Scientists have identified regions in the N-terminal domain of S protein that are especially vulnerable to antibody recognition and attack, called NTD-antigenic supersites. Delta contains a number of mutations that fall within an antigenic supersite, including a threonine to arginine substitution at position 19, a glycine to aspartate substitution at position 142, deletions at positions 156 and 157 and an arginine to glycine substitution at position 158. Accumulated mutations in antigenic supersites are thought to enhance the virus’s ability to avoid immune detection.

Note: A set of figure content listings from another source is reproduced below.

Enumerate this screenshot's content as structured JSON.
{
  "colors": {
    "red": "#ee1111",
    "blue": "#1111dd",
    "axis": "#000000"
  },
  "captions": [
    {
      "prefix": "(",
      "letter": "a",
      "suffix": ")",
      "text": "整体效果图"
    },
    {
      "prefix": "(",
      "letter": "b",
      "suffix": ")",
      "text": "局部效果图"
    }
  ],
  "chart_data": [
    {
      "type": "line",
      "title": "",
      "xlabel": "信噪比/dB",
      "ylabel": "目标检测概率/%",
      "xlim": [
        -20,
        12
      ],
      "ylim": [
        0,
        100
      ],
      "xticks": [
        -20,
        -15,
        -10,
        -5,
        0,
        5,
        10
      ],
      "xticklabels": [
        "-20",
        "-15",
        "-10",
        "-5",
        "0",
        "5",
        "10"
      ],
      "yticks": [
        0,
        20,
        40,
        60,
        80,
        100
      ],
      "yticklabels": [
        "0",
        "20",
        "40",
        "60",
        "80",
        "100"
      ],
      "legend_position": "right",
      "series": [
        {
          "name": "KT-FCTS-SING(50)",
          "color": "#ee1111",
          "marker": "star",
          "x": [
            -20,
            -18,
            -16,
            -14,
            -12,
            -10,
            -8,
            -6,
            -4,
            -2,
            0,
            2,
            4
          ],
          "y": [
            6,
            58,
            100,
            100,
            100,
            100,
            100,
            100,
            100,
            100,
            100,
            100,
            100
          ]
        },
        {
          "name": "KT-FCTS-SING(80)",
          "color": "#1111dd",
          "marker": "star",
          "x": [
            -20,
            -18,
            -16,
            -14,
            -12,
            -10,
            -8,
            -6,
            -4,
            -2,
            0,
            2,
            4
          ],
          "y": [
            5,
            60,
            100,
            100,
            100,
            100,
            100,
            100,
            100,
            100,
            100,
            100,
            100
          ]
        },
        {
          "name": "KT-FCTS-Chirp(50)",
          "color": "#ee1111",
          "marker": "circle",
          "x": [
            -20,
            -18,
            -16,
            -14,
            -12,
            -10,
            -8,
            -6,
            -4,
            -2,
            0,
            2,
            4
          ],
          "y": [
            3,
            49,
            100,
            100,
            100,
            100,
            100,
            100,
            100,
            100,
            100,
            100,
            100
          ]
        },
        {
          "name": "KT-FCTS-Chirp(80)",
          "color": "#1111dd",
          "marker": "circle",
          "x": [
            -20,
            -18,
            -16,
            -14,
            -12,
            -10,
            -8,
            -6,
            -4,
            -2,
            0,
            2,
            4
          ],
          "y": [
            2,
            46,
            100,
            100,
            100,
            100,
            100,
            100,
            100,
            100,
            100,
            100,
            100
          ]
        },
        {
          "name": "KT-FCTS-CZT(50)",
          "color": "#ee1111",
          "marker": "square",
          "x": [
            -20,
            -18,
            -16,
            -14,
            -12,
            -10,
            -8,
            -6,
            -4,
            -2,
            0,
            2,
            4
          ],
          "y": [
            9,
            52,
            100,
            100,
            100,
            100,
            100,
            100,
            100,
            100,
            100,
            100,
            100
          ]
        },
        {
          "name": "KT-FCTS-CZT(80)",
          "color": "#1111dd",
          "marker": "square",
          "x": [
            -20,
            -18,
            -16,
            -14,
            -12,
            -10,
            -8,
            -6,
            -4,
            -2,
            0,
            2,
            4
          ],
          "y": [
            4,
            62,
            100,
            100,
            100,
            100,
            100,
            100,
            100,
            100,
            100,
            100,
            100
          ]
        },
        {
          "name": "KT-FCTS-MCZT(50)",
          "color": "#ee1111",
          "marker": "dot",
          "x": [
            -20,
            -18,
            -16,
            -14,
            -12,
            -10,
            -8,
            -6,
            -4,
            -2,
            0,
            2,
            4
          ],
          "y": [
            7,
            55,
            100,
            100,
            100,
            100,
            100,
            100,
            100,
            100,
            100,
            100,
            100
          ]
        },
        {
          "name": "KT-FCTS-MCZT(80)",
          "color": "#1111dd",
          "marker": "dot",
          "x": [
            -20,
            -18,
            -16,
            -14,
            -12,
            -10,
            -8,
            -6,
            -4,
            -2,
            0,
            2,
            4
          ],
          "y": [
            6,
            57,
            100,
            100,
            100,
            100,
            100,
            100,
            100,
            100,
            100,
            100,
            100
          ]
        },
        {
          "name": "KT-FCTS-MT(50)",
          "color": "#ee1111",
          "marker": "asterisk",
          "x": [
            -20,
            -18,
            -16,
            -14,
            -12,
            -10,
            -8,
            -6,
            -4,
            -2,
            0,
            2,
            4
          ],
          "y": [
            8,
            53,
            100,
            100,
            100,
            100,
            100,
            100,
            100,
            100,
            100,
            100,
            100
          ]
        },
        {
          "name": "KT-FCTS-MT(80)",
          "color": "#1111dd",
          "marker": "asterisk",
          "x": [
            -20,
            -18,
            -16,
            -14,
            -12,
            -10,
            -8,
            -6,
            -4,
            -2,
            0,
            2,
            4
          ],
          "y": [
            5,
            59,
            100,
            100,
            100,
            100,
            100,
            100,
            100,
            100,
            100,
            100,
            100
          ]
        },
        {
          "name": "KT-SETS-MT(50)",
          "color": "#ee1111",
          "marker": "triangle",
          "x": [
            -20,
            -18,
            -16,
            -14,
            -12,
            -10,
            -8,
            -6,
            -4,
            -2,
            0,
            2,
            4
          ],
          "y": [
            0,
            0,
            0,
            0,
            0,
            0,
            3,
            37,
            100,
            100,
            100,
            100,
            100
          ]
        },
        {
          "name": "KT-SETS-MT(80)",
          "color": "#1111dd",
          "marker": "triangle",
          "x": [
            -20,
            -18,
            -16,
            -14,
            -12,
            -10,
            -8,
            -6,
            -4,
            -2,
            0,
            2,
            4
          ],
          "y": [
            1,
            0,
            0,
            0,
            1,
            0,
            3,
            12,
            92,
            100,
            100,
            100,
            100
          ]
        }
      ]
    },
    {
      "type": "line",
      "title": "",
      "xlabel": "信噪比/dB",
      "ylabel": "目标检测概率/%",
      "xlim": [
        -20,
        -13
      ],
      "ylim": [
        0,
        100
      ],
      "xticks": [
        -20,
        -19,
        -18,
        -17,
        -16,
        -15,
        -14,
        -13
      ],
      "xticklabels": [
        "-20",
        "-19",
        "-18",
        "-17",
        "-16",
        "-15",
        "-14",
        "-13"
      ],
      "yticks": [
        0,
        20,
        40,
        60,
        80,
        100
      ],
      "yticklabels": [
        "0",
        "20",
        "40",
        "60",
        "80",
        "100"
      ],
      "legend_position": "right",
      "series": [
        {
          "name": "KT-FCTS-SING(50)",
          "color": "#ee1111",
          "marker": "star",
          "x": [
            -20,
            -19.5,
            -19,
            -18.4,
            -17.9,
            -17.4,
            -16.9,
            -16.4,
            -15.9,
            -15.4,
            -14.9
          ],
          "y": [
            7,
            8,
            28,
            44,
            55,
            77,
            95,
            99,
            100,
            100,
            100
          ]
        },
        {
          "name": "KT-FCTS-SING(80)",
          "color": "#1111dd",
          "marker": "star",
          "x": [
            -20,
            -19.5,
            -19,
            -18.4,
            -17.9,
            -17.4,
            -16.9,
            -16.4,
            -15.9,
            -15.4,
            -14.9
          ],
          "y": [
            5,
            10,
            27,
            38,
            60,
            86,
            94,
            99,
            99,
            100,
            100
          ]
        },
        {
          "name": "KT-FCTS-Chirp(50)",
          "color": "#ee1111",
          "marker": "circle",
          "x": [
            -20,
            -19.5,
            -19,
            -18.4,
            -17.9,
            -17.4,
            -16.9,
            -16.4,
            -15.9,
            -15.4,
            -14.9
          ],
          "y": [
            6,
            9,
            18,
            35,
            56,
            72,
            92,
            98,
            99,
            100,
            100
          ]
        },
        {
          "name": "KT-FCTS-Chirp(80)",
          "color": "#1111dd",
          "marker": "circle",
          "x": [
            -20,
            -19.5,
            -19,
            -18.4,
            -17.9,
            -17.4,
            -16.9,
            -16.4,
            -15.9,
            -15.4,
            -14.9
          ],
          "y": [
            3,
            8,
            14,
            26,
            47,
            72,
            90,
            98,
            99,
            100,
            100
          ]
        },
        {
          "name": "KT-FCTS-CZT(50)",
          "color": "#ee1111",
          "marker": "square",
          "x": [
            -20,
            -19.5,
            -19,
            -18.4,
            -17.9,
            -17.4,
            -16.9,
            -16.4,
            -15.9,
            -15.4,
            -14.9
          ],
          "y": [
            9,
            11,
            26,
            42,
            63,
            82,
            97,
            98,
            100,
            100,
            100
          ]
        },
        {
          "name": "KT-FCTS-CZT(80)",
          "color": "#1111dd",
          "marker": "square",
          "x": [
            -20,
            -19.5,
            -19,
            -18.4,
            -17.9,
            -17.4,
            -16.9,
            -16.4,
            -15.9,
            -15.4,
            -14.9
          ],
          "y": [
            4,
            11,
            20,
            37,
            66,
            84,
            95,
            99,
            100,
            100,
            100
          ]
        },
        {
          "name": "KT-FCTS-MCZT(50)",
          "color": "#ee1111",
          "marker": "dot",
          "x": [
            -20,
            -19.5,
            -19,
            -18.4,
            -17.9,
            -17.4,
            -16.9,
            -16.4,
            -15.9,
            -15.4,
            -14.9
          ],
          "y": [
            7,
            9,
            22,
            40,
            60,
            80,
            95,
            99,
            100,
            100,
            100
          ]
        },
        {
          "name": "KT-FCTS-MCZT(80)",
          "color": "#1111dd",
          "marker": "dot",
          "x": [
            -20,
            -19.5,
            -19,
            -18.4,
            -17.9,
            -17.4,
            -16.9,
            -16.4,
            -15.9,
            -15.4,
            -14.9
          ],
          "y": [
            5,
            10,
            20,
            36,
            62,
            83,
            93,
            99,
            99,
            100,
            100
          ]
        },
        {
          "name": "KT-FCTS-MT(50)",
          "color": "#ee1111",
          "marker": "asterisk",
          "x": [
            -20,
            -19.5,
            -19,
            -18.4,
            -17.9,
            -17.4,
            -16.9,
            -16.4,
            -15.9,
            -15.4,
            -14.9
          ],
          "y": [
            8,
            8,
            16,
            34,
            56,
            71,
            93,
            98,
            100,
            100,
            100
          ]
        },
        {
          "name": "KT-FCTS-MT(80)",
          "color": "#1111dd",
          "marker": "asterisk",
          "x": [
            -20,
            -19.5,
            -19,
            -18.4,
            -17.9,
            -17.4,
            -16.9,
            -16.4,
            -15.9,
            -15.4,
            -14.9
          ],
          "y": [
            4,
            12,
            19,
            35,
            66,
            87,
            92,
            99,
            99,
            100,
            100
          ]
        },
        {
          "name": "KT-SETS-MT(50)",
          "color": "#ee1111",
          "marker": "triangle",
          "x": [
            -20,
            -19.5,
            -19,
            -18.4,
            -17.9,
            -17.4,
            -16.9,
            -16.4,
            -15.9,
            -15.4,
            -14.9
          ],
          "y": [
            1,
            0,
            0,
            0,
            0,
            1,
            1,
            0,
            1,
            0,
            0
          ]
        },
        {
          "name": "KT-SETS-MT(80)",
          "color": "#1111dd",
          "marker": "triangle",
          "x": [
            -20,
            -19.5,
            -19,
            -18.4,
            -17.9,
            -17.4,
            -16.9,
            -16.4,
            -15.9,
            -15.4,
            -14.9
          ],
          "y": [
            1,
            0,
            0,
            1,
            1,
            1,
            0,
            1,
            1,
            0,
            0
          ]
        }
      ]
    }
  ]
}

Stopping Transmission Is Key to Controlling Variants
Humanity has its hands full as the virus continues to mutate and evolve potential mechanisms to escape the immune defenses its hosts have worked so hard and sacrificed so much to develop. In addition to the variants of concern currently being monitored, researchers are keeping an eye on a number of variants of interest, including Lambda. When specific mutations (like K417N/T) become fixed in different virus lineages, it is evidence that natural selection may be occurring. According to Dr. Vaughn Cooper, ASM’s Council on Microbial Sciences-elected Board Director and evolutionary biologist, stopping the virus is key. “The more infections, the more chance that mutations will occur and thus the more likely selection will enrich the best mutations to improve the virus,” he explained. Vaccination is the best weapon in the fight to curb transmission.